Continued disappearance of the benthic amphipod Diporeia spp. in Lake Michigan: is there evidence for food limitation?
Benthic surveys were conducted in the southern basin of Lake Michigan and throughout the lake to assess trends in benthic populations, emphasizing recent changes in densities of the benthic amphipod Diporeia spp. and dreissenid mussels. In the southern basin, Diporeia populations declined 89%, 91%, and 45% between 1993 and 2002 at sites <30, 31–50, and 51–90 m, respectively.
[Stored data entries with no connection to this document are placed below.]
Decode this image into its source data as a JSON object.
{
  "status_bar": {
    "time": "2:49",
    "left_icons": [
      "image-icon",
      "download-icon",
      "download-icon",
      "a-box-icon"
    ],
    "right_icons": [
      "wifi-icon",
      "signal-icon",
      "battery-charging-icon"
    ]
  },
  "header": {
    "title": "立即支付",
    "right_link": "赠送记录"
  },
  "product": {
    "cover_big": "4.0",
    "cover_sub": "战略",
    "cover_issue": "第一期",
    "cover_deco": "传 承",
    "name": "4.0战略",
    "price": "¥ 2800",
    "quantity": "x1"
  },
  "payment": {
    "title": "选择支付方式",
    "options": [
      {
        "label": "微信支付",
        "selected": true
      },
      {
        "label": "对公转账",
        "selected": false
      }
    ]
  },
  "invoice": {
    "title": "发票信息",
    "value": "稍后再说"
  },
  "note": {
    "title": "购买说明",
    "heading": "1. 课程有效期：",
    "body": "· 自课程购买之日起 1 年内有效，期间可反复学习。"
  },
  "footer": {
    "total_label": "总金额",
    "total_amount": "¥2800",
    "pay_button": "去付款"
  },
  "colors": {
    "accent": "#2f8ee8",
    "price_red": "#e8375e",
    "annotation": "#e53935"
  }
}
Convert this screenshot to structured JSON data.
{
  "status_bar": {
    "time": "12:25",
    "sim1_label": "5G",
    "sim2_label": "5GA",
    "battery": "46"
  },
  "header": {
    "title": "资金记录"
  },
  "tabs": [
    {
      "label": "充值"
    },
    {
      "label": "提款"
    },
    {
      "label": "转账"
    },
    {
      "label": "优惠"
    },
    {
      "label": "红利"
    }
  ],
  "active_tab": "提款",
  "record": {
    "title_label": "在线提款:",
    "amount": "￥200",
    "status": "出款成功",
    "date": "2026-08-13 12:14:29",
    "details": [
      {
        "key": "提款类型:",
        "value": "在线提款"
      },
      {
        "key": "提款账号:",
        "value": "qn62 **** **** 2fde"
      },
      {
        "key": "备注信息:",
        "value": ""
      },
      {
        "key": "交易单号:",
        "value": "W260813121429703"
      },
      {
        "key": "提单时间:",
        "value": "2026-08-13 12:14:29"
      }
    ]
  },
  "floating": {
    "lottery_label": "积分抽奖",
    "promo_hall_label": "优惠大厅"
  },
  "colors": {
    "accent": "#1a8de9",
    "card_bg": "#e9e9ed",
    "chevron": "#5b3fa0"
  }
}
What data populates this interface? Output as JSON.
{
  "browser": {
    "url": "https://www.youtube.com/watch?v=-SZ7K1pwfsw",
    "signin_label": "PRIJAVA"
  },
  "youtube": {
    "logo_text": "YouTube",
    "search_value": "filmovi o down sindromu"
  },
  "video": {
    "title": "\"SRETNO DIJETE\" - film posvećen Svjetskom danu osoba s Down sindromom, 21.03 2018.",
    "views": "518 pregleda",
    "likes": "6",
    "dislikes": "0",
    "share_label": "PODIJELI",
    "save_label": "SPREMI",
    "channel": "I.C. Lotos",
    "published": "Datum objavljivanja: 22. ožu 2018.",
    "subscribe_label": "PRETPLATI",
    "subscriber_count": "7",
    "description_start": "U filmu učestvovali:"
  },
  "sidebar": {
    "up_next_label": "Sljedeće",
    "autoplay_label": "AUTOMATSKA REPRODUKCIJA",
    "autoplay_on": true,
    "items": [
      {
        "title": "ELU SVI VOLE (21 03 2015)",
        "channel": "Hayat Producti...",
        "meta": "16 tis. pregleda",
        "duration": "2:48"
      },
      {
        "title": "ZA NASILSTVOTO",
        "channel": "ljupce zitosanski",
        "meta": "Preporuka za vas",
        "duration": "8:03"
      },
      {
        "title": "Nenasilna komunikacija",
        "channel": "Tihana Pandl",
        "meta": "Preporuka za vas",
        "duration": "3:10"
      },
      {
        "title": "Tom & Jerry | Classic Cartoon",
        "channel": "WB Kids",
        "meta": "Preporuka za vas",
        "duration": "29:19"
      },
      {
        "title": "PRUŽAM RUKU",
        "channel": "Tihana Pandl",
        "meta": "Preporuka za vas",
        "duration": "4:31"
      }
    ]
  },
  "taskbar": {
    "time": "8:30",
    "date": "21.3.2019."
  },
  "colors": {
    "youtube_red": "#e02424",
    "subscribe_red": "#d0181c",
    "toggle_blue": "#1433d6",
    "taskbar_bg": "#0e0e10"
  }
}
Lakewide, the population declined 65% between 1994–1995 and 2000. Over the same time period, dreissenid densities, particularly Dreissena bugensis, increased. Intensive studies at 45 m sites in the southeastern region examined changes in lipid content, age structure, and benthic food inputs relative to the hypothesis that food limitation was a factor in Diporeia's disappearance. As Diporeia densities declined to zero, length–weight remained unchanged, and lipid content generally increased. Recruitment still occurred, but the young did not survive to become adults. Based on organic carbon, biogenic silica, and chlorophyll collected in sediment traps and found in the upper sediments, pelagic inputs to the benthic region still occurred. Our field observations and laboratory experiments did not disprove the hypothesis that food limitation from dreissenid filtering activities was the cause of the decline, but direct relationships between the loss of Diporeia and indicators of food availability were difficult to establish.